I thought these round cafe table posters for Ratatoiulle were clever, although I don't suppose you actually want to be thinking of rats when eating out. I passed by the cafe and they were gone today. I love the idea of Parisian cafes but the reality is that many of them are on very busy, noisy streets which doesn't help the romance of the situation any.
Another bit of clever advertising. A Smart Car seems like a toy to me anyway, but tint it pink and throw a fin on top and it is just adorable.
Dragons door handle.
I haven't seen many of these signs painted on the sidewalk, but I had no idea what they were until I read the book Old Scores by Aaron Elkins. They are meant to tell dog walkers where their charges are meant to do their business. In other words, dogs are supposed to poop in the gutters, many of which are flooded every day. For the longest time I thought Paris was having problems with their sewage system, but no, it's intentional.
Not a very practical system since there are almost always cars parked in the way, and the dogs just go on the sidewalk. And from what I've seen, not many owners bother to scoop it or even shovel it over into the gutter.
And lastly a gloomy pic of St Augustin.
Got another batch of DVD rentals in the mail yesterday. First, another excellent sampling of Freaks and Geeks, which I love and highly recommend (especially to those of you who were also in high school in the early 80's). Second, the first disc of Hex, a witchy teen drama/comedy which isn't even as good as Charmed, let alone the fantastic Buffy. There was many a time I was ready to throw in the towel and not even finish the disc, but I am rather pathetically desparate and it was good to quilt to. Have to say the last bit of episode 4 was intriguing, so I may just cave in and get the next few episodes.
Speaking of quilting, I finished the hand quilting on one of my small patriotic quilts, but haven't attached the binding yet. Now I'm deciding whether to move on to the next small one or go back and put more quilting on Liberty Blooms (it's definitely lacking some oomph).

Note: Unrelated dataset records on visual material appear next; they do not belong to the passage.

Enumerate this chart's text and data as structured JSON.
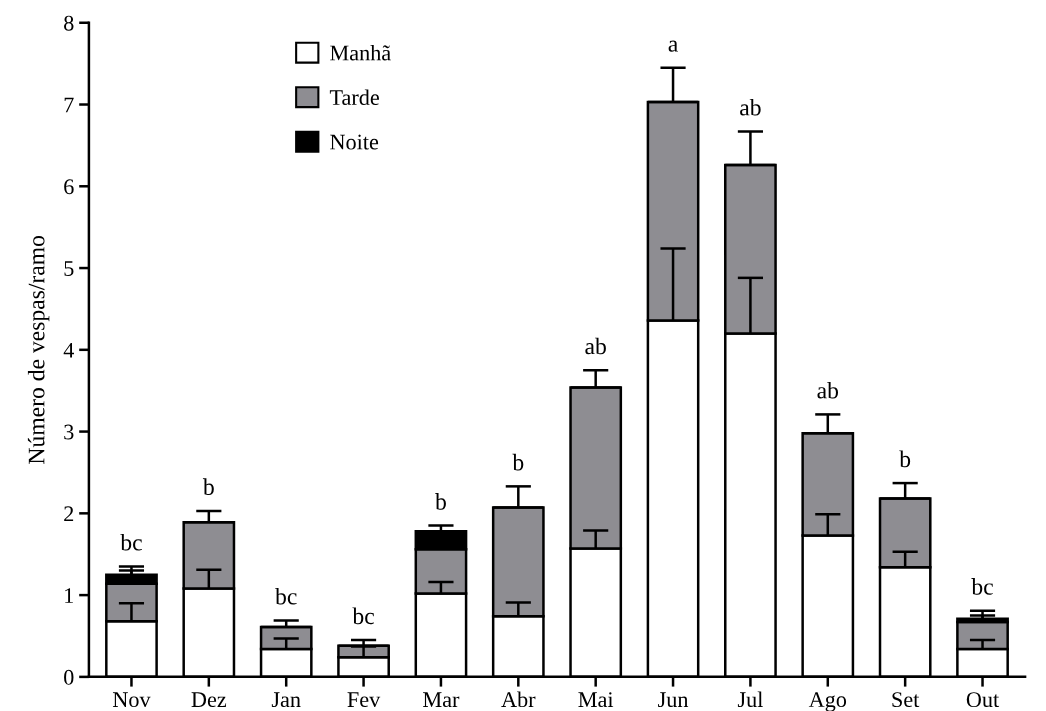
{
  "chart_data": {
    "type": "bar",
    "stacked": true,
    "ylabel": "Número de vespas/ramo",
    "categories": [
      "Nov",
      "Dez",
      "Jan",
      "Fev",
      "Mar",
      "Abr",
      "Mai",
      "Jun",
      "Jul",
      "Ago",
      "Set",
      "Out"
    ],
    "series": [
      {
        "name": "Manhã",
        "color": "#ffffff",
        "values": [
          0.68,
          1.08,
          0.34,
          0.24,
          1.02,
          0.74,
          1.57,
          4.36,
          4.2,
          1.73,
          1.34,
          0.34
        ],
        "errors": [
          [
            0.68,
            0.9
          ],
          [
            1.08,
            1.31
          ],
          [
            0.34,
            0.47
          ],
          [
            0.24,
            0.37
          ],
          [
            1.02,
            1.16
          ],
          [
            0.74,
            0.91
          ],
          [
            1.57,
            1.79
          ],
          [
            4.36,
            5.24
          ],
          [
            4.2,
            4.88
          ],
          [
            1.73,
            1.99
          ],
          [
            1.34,
            1.53
          ],
          [
            0.34,
            0.45
          ]
        ]
      },
      {
        "name": "Tarde",
        "color": "#8e8d92",
        "values": [
          0.46,
          0.81,
          0.27,
          0.14,
          0.54,
          1.33,
          1.97,
          2.67,
          2.06,
          1.25,
          0.84,
          0.33
        ],
        "errors": [
          [
            1.14,
            1.3
          ],
          [
            1.89,
            2.03
          ],
          [
            0.61,
            0.69
          ],
          [
            0.38,
            0.45
          ],
          null,
          [
            2.07,
            2.33
          ],
          [
            3.54,
            3.75
          ],
          [
            7.03,
            7.45
          ],
          [
            6.26,
            6.67
          ],
          [
            2.98,
            3.21
          ],
          [
            2.18,
            2.37
          ],
          [
            0.67,
            0.75
          ]
        ]
      },
      {
        "name": "Noite",
        "color": "#000000",
        "values": [
          0.11,
          0,
          0,
          0,
          0.22,
          0,
          0,
          0,
          0,
          0,
          0,
          0.04
        ],
        "errors": [
          [
            1.25,
            1.35
          ],
          null,
          null,
          null,
          [
            1.78,
            1.85
          ],
          null,
          null,
          null,
          null,
          null,
          null,
          [
            0.71,
            0.81
          ]
        ]
      }
    ],
    "ylim": [
      0,
      8
    ],
    "yticks": [
      0,
      1,
      2,
      3,
      4,
      5,
      6,
      7,
      8
    ],
    "grid": false,
    "legend": "top left",
    "annotations": [
      {
        "text": "bc",
        "x": "Nov",
        "y": 1.35
      },
      {
        "text": "b",
        "x": "Dez",
        "y": 2.03
      },
      {
        "text": "bc",
        "x": "Jan",
        "y": 0.69
      },
      {
        "text": "bc",
        "x": "Fev",
        "y": 0.45
      },
      {
        "text": "b",
        "x": "Mar",
        "y": 1.85
      },
      {
        "text": "b",
        "x": "Abr",
        "y": 2.33
      },
      {
        "text": "ab",
        "x": "Mai",
        "y": 3.75
      },
      {
        "text": "a",
        "x": "Jun",
        "y": 7.45
      },
      {
        "text": "ab",
        "x": "Jul",
        "y": 6.67
      },
      {
        "text": "ab",
        "x": "Ago",
        "y": 3.21
      },
      {
        "text": "b",
        "x": "Set",
        "y": 2.37
      },
      {
        "text": "bc",
        "x": "Out",
        "y": 0.81
      }
    ]
  }
}
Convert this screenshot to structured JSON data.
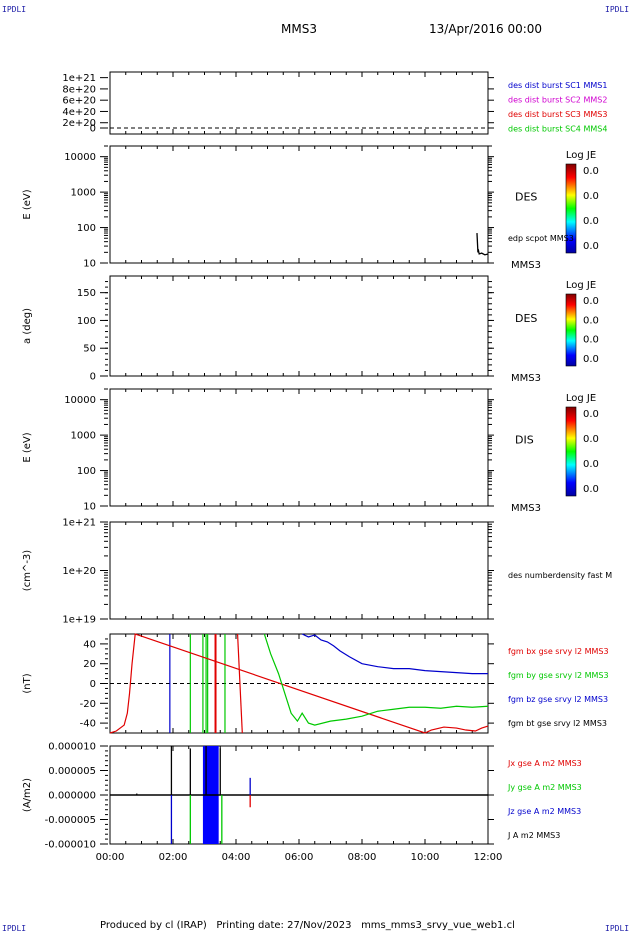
{
  "header": {
    "corner_label": "IPDLI",
    "spacecraft": "MMS3",
    "date_time": "13/Apr/2016 00:00"
  },
  "footer": {
    "produced_by": "Produced by cl (IRAP)",
    "printing_date": "Printing date: 27/Nov/2023",
    "filename": "mms_mms3_srvy_vue_web1.cl"
  },
  "colors": {
    "red": "#e00000",
    "green": "#00c800",
    "blue": "#0000cc",
    "magenta": "#d000d0",
    "black": "#000000"
  },
  "chart_data": [
    {
      "type": "line",
      "panel": "distribution",
      "yticks": [
        "1e+21",
        "8e+20",
        "6e+20",
        "4e+20",
        "2e+20",
        "0"
      ],
      "ylim": [
        0,
        1.1e+21
      ],
      "dashed_zero": true,
      "legend": [
        {
          "name": "des dist burst SC1 MMS1",
          "color": "#0000cc"
        },
        {
          "name": "des dist burst SC2 MMS2",
          "color": "#d000d0"
        },
        {
          "name": "des dist burst SC3 MMS3",
          "color": "#e00000"
        },
        {
          "name": "des dist burst SC4 MMS4",
          "color": "#00c800"
        }
      ]
    },
    {
      "type": "heatmap",
      "panel": "des-energy",
      "ylabel": "E (eV)",
      "yscale": "log",
      "ylim": [
        10,
        20000
      ],
      "yticks": [
        "10000",
        "1000",
        "100",
        "10"
      ],
      "label": "DES",
      "sublabel": "MMS3",
      "overlay_label": "edp scpot MMS3",
      "overlay_series": {
        "x_hours": [
          11.65,
          11.68,
          11.7,
          11.72,
          11.8,
          11.9,
          12.0
        ],
        "y": [
          70,
          20,
          22,
          18,
          19,
          17,
          18
        ]
      },
      "colorbar": {
        "title": "Log JE",
        "ticks": [
          "0.0",
          "0.0",
          "0.0",
          "0.0"
        ]
      }
    },
    {
      "type": "heatmap",
      "panel": "des-pitch",
      "ylabel": "a (deg)",
      "ylim": [
        0,
        180
      ],
      "yticks": [
        "150",
        "100",
        "50",
        "0"
      ],
      "label": "DES",
      "sublabel": "MMS3",
      "colorbar": {
        "title": "Log JE",
        "ticks": [
          "0.0",
          "0.0",
          "0.0",
          "0.0"
        ]
      }
    },
    {
      "type": "heatmap",
      "panel": "dis-energy",
      "ylabel": "E (eV)",
      "yscale": "log",
      "ylim": [
        10,
        20000
      ],
      "yticks": [
        "10000",
        "1000",
        "100",
        "10"
      ],
      "label": "DIS",
      "sublabel": "MMS3",
      "colorbar": {
        "title": "Log JE",
        "ticks": [
          "0.0",
          "0.0",
          "0.0",
          "0.0"
        ]
      }
    },
    {
      "type": "line",
      "panel": "density",
      "ylabel": "(cm^-3)",
      "yscale": "log",
      "yticks": [
        "1e+21",
        "1e+20",
        "1e+19"
      ],
      "legend": [
        {
          "name": "des numberdensity fast M",
          "color": "#000000"
        }
      ]
    },
    {
      "type": "line",
      "panel": "magnetic-field",
      "ylabel": "(nT)",
      "ylim": [
        -50,
        50
      ],
      "yticks": [
        "40",
        "20",
        "0",
        "-20",
        "-40"
      ],
      "dashed_zero": true,
      "legend": [
        {
          "name": "fgm bx gse srvy l2 MMS3",
          "color": "#e00000"
        },
        {
          "name": "fgm by gse srvy l2 MMS3",
          "color": "#00c800"
        },
        {
          "name": "fgm bz gse srvy l2 MMS3",
          "color": "#0000cc"
        },
        {
          "name": "fgm bt gse srvy l2 MMS3",
          "color": "#000000"
        }
      ],
      "series": [
        {
          "name": "fgm bx gse srvy l2 MMS3",
          "color": "#e00000",
          "x_hours": [
            0.0,
            0.2,
            0.45,
            0.55,
            0.62,
            0.7,
            0.8,
            10.0,
            10.2,
            10.6,
            11.0,
            11.3,
            11.6,
            11.8,
            12.0
          ],
          "y": [
            -50,
            -48,
            -42,
            -30,
            -10,
            20,
            50,
            -50,
            -47,
            -44,
            -45,
            -47,
            -48,
            -45,
            -43
          ]
        },
        {
          "name": "fgm by gse srvy l2 MMS3",
          "color": "#00c800",
          "x_hours": [
            4.9,
            5.1,
            5.35,
            5.55,
            5.75,
            5.95,
            6.1,
            6.3,
            6.5,
            7.0,
            7.5,
            8.0,
            8.5,
            9.0,
            9.5,
            10.0,
            10.5,
            11.0,
            11.5,
            12.0
          ],
          "y": [
            50,
            30,
            10,
            -10,
            -30,
            -38,
            -30,
            -40,
            -42,
            -38,
            -36,
            -33,
            -28,
            -26,
            -24,
            -24,
            -25,
            -23,
            -24,
            -23
          ]
        },
        {
          "name": "fgm bz gse srvy l2 MMS3",
          "color": "#0000cc",
          "x_hours": [
            6.1,
            6.3,
            6.5,
            6.7,
            6.9,
            7.1,
            7.3,
            7.6,
            8.0,
            8.5,
            9.0,
            9.5,
            10.0,
            10.5,
            11.0,
            11.5,
            12.0
          ],
          "y": [
            50,
            47,
            49,
            44,
            42,
            38,
            33,
            27,
            20,
            17,
            15,
            15,
            13,
            12,
            11,
            10,
            10
          ]
        }
      ],
      "spikes": [
        {
          "x_hours": 1.9,
          "color": "#0000cc"
        },
        {
          "x_hours": 2.55,
          "color": "#00c800"
        },
        {
          "x_hours": 2.95,
          "color": "#00c800"
        },
        {
          "x_hours": 3.05,
          "color": "#00c800"
        },
        {
          "x_hours": 3.1,
          "color": "#00c800"
        },
        {
          "x_hours": 3.35,
          "color": "#e00000"
        },
        {
          "x_hours": 3.65,
          "color": "#00c800"
        }
      ]
    },
    {
      "type": "line",
      "panel": "current-density",
      "ylabel": "(A/m2)",
      "ylim": [
        -1e-05,
        1e-05
      ],
      "yticks": [
        "0.000010",
        "0.000005",
        "0.000000",
        "-0.000005",
        "-0.000010"
      ],
      "xticks": [
        "00:00",
        "02:00",
        "04:00",
        "06:00",
        "08:00",
        "10:00",
        "12:00"
      ],
      "xlim_hours": [
        0,
        12
      ],
      "legend": [
        {
          "name": "Jx gse A m2 MMS3",
          "color": "#e00000"
        },
        {
          "name": "Jy gse A m2 MMS3",
          "color": "#00c800"
        },
        {
          "name": "Jz gse A m2 MMS3",
          "color": "#0000cc"
        },
        {
          "name": "J A m2 MMS3",
          "color": "#000000"
        }
      ],
      "spikes": [
        {
          "x_hours": 0.85,
          "y": 3e-07,
          "color": "#000000"
        },
        {
          "x_hours": 1.95,
          "y": 1e-05,
          "color": "#000000"
        },
        {
          "x_hours": 1.95,
          "y": -1e-05,
          "color": "#0000cc"
        },
        {
          "x_hours": 2.55,
          "y": 9.5e-06,
          "color": "#000000"
        },
        {
          "x_hours": 2.55,
          "y": -1e-05,
          "color": "#00c800"
        },
        {
          "x_hours": 3.05,
          "y": 1e-05,
          "color": "#000000"
        },
        {
          "x_hours": 3.5,
          "y": 9.5e-06,
          "color": "#000000"
        },
        {
          "x_hours": 3.55,
          "y": -1e-05,
          "color": "#00c800"
        },
        {
          "x_hours": 4.45,
          "y": 3.5e-06,
          "color": "#0000cc"
        },
        {
          "x_hours": 4.45,
          "y": -2.5e-06,
          "color": "#e00000"
        }
      ],
      "filled_band_hours": [
        2.95,
        3.45
      ]
    }
  ]
}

I finished reading A Perfect Red: Empire, Espionage, and the Quest for the Color of Desire. Loved it all the way through, although the first and last chapters were my favorites. Another quote:
Before the invention of synthetic dyes, there had been periods when the wheel of fashion had not favored bright color. Yet even when color was temporarily eclipsed, it had remained for most people an unquestioned symbol of wealth and power--and sooner or later the elite, tiring of subtlety and simplicity, had always returned to it. But the invention of factory dyes fundamentally altered the equation. They made color cheap, in every sense of the word. To many people in the upper classes, color became hopelessly vulgar. Its very ubiquity made it declasse.